Many years later Kim and I were staying at the Strawberry Hill hotel in the hills above Kingston, Jamaica. There was an infinity pool and rum cocktails. I was researching a travel article for The Sunday Times that necessitated I sample a range of organised tourist tours. The most appealing a tour of the Bob Marley Museum housed within the Tuff Gong recording studios in Hope Road, Kingston. It was an interesting tour focusing on the years and success Bob Marley and The Wailers enjoyed with Chris Blackwell’s Island Records. Interesting and yet a period naturally familiar to me. Stepping away from the assembled holidaymakers and guide my gaze was drawn to a small room lined with press cuttings of Marley behind glass. 

Almost exactly a year before his death Marley had played an open air concert at London’s Crystal Palace Bowl. It was a warm late spring day and a handful of fans had waded into the water infront of the stage to get a better view of the man The Wailers addressed as ‘Skip’. By then his dreadlocks were waist length and I can see them now fanning out like some exotic headdress as he danced to ‘this drumbeat, as it beats within. Playing a rhythm. Resisting against the system…’

I decided to join them in the water. I had my camera with me and soon I found what I took to be a milk crate beneath me in the murky pool. It would stabilise me head and shoulders above the others while I focused my lens on the star. 

My image of Marley in full flight at the Crystal Palace Bowl that day was awarded a full half page in Echoes that week, and there it was accompanied by my report of the event and my byline – centre stage in his museum.
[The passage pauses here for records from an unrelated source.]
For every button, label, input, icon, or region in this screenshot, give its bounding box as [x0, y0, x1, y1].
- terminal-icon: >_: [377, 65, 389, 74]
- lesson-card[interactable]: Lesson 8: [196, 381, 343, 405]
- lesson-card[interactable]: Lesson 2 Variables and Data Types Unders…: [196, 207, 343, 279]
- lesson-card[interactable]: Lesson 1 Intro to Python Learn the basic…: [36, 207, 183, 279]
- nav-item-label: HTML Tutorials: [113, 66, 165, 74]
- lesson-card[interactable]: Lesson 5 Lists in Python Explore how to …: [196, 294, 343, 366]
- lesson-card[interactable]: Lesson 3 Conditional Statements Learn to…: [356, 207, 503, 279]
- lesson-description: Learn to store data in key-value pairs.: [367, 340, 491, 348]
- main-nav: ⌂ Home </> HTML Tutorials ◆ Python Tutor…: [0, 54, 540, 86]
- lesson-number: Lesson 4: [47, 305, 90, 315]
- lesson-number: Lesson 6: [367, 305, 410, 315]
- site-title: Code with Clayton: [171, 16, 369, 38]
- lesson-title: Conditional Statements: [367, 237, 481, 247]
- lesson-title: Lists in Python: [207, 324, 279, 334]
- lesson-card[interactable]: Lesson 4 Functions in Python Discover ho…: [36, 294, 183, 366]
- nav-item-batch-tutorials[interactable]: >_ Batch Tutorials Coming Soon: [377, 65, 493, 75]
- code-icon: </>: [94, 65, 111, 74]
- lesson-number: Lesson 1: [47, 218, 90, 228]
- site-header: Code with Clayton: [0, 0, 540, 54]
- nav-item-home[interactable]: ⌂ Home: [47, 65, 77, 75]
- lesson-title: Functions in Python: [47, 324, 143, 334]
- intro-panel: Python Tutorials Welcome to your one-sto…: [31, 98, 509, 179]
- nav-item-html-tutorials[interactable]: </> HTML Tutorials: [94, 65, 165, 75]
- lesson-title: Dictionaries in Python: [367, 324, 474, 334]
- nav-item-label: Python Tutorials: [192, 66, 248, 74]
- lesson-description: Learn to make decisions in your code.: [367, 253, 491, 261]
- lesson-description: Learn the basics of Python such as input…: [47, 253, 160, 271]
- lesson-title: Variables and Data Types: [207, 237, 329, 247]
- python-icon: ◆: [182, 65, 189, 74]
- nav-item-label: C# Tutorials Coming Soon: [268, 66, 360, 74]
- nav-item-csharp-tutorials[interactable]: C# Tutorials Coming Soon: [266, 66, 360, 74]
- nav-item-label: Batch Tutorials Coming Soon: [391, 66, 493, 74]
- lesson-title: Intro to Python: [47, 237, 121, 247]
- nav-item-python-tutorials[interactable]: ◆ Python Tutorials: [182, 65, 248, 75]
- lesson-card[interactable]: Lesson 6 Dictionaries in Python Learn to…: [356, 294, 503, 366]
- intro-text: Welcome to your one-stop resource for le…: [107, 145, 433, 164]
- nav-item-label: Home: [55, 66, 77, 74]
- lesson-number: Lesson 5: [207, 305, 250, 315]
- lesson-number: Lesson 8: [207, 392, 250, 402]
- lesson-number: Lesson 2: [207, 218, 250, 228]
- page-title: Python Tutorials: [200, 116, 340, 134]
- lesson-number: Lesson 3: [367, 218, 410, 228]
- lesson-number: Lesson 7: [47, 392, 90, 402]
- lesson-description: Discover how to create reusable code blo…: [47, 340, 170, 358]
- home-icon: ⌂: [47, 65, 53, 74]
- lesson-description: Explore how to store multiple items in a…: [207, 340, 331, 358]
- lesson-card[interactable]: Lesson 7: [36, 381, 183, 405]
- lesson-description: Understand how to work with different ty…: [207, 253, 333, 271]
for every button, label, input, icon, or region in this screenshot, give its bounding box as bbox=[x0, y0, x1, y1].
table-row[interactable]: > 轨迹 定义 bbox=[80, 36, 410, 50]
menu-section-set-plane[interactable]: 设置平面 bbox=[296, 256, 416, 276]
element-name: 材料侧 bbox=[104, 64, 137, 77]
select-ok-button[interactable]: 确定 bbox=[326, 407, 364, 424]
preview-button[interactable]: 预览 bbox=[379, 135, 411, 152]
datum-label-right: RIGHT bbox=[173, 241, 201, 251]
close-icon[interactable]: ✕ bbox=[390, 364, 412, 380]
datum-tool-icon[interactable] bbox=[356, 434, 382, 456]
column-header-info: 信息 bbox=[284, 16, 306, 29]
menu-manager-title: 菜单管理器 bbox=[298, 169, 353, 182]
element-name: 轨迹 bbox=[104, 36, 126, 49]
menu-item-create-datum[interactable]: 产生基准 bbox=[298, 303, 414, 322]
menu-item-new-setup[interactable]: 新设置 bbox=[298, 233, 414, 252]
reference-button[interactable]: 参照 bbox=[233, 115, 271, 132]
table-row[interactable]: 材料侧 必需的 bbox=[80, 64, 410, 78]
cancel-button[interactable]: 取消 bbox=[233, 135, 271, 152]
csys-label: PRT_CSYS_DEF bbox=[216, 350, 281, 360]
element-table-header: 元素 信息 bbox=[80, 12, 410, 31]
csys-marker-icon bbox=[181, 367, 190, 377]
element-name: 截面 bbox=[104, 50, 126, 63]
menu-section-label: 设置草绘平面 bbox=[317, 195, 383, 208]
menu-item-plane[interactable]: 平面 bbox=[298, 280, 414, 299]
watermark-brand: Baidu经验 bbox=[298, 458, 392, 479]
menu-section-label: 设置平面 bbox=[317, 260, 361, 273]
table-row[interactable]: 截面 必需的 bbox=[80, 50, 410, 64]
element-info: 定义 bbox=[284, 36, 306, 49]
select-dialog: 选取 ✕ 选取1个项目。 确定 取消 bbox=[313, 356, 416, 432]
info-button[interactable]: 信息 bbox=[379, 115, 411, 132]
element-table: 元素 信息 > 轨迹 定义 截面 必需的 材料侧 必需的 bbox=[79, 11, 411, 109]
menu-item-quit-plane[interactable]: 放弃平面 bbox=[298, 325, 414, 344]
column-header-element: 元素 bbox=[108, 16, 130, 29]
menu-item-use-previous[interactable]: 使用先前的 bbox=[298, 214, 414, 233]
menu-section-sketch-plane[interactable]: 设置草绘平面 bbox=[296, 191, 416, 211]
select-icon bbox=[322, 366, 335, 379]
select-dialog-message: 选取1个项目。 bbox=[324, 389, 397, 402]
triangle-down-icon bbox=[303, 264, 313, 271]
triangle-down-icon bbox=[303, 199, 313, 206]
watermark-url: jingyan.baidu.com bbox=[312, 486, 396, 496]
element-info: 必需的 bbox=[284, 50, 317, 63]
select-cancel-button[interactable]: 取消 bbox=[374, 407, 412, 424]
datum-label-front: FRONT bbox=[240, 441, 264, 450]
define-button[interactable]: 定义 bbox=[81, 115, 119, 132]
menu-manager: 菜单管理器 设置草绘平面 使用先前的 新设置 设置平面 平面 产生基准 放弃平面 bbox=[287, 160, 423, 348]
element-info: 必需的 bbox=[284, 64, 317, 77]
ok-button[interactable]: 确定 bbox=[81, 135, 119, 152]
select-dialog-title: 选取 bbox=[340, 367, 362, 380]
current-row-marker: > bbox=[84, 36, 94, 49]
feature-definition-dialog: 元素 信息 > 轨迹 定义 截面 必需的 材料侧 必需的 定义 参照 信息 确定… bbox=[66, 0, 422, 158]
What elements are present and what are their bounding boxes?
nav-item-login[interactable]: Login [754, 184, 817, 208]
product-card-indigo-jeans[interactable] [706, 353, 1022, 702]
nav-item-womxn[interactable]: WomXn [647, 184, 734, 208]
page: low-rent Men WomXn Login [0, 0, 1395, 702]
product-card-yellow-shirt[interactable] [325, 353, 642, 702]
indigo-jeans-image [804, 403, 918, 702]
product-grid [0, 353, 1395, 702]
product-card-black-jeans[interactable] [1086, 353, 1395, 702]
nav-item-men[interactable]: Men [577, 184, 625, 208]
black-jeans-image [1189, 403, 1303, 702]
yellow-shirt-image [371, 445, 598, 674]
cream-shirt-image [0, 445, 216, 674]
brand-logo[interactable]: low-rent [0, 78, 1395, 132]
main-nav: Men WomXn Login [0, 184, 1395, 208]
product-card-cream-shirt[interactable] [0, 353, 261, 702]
During a life in journalism nothing has come even close to matching the feeling of pride triggered that day in Kingston. Most of yesterday’s news winds up in the bin. But not this one. That small shred of shoe and jean sodden work is there forever, for all to see.

And in case you are wondering I ought to have more faith in the Bedford type setters. The May 14, 1981 issue came out with a photograph of Bob Marley and my short report of his death on the front page. John Ettiene and I combined on an extensive four page obituary for the subsequent issue.